À mon grand regret, elle ne m’a donné aucun conseil, ne m’a
indiqué aucune route à suivre. Tête basse, épuisée par ma course de
près de dix-sept miles, je suis repartie au trot, incapable d’imposer un
rythme à mes jambes fourbues. Je pense qu’Alice a éteint la lumière à
mon arrivée et fait semblant de dormir. Je me suis déshabillée avec
peine et suis allée sous la douche, d’abord chaude puis froide, et l’eau
a fouetté mon corps sans parvenir à réveiller mon cerveau engourdi. Je
me suis couchée tout au bord du lit, évitant tout contact avec Alice qui
avait dû s’endormir.
J’ai passé une nuit blanche mais me suis
assoupie au petit matin, et je n’ai pas entendu mon amie partir. Elle
avait posé un petit mot sur la table près d’un verre de jus d’orange : «
Je file, à ce soir. Gros bisous, Alice. »
Ma journée ? Je
serais incapable de me rappeler ce que j’ai fait. Je suis sortie
marcher sous la pluie, mangé sans appétit, regardé la télé. Quand Alice
est revenue, elle s’est approchée en souriant mais s’est arrêtée en
voyant mon visage fermé. Les bras qu’elle tendait vers moi sont retombés
le long de son corps qui s’est voûté. Elle a retenu ses larmes avant de
se lancer :
— Tu ne vas pas bien ; je sais pas pourquoi, mais tu
ne vas pas bien. Tu peux pas faire ça, te réfugier dans ta tour
d’ivoire et m’ignorer. Nous sommes deux, il me semble, et il te faut
parler avant qu’il ne soit trop tard.
— Alice, s’il te plaît, tais-toi.
— Mais c’est ton anniversaire, merde ! Tu as vingt-et-un ans !
— Tais-toi, merde ! Je le sais que j’ai vingt-et-un ans ; et j’ai envie de crever !
Alice
est restée bouche bée, paraissant ne pas croire ses oreilles. Elle a
voulu s’approcher de moi mais je l’ai arrêtée d’un geste de la main.
Blessée, elle s’est assise sur le canapé, tête inclinée presque jusqu’à
ses genoux. J’ai failli aller vers elle pour la consoler.
Arrête
! Tu vas l’attirer dans tes emmerdes encore plus qu’elle n’y est déjà.
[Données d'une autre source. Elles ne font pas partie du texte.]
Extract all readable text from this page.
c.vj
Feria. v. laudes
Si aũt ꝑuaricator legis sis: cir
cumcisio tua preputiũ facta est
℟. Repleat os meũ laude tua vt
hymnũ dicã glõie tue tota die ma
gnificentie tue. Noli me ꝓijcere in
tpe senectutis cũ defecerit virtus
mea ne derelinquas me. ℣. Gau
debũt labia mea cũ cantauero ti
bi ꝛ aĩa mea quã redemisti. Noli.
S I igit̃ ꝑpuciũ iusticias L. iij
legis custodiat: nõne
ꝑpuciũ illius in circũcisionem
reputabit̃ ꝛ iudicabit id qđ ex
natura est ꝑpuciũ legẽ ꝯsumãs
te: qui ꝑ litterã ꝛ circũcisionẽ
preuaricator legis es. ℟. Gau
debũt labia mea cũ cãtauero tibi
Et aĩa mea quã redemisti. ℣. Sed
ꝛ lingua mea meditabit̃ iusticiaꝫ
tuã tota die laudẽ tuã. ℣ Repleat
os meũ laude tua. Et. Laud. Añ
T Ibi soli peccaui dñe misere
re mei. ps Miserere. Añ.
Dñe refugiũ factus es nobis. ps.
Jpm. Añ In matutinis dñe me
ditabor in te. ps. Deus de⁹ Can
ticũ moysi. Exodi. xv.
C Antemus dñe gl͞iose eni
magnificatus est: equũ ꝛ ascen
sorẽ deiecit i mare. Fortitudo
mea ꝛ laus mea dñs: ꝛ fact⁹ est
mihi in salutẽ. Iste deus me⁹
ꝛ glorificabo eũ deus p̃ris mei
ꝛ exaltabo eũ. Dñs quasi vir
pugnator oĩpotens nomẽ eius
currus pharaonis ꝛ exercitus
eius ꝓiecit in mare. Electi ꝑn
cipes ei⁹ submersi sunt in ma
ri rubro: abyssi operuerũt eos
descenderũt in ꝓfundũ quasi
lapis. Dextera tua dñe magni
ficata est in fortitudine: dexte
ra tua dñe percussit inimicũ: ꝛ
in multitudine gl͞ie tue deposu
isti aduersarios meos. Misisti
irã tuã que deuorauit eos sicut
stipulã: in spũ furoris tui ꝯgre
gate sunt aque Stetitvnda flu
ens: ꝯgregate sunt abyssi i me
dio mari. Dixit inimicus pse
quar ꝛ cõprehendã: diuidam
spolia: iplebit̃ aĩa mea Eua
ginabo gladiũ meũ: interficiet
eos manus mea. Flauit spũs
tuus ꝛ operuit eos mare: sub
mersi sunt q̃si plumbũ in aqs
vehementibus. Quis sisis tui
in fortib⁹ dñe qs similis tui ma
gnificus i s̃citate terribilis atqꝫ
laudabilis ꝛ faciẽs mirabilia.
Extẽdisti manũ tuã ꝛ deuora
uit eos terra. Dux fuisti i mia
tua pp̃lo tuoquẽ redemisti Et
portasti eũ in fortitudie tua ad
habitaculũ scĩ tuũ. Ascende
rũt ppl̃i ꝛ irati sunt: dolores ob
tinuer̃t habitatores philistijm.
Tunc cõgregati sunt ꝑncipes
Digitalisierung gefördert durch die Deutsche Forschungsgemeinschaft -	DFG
Tu peux pas lui faire ça, elle ne mérite pas de se retrouver impliquée
dans ta vie. Si elle y laisse la peau, tu feras quoi ? Elle est
sensible, si belle… Laisse-la pleurer, elle t’oubliera.
Alors
je suis partie. Mr Belmonte m’avait donné une carte de visite bordeaux
gravée de lettres dorées : « EDEN CLUB - Bar privé - Discrétion totale -
Hôtesses - Service soigné - Ouvert de 17h à 01h ». Je commençais à 20
heures, comme au Moon’, et j’avais un quart d’heure d’avance. L’entrée
était très discrète : une porte bordeaux siglée EDEN CLUB – PRIVÉ, et
c’était tout. J’ai sonné sans chercher à réfléchir plus avant. Une voix
masculine grave a prononcé :
— Eden Club, bonsoir.
— Bonsoir, je suis Stephanie, je viens...
— Entre.
Un
déclic a ponctué l’ouverture de la clenche électrique. Je suis entrée
dans un petit hall carrelé comportant une autre porte ; un guichet s’est
ouvert, deux yeux m’ont examinée et la porte s’est ouverte sur un
malabar, un gros Black en jean noir et débardeur bordeaux. Je me suis
faufilée à côté de lui en lui adressant un signe de la tête, les yeux
furetant autour de moi. Lumières tamisées, musique be-bop, odeur un peu
trop forte de lavande et de pin, carrelage beige au sol, vestiaire vide à
ma gauche ; dix tables rondes avec deux chaises chacune, toutes vides,
un comptoir noir avec un barman chauve et patibulaire dès le premier
regard, une fille nonchalamment appuyée à côté de lui.
Merde,
la tenue de la fille ! Un bikini en résille noire et des talons hauts…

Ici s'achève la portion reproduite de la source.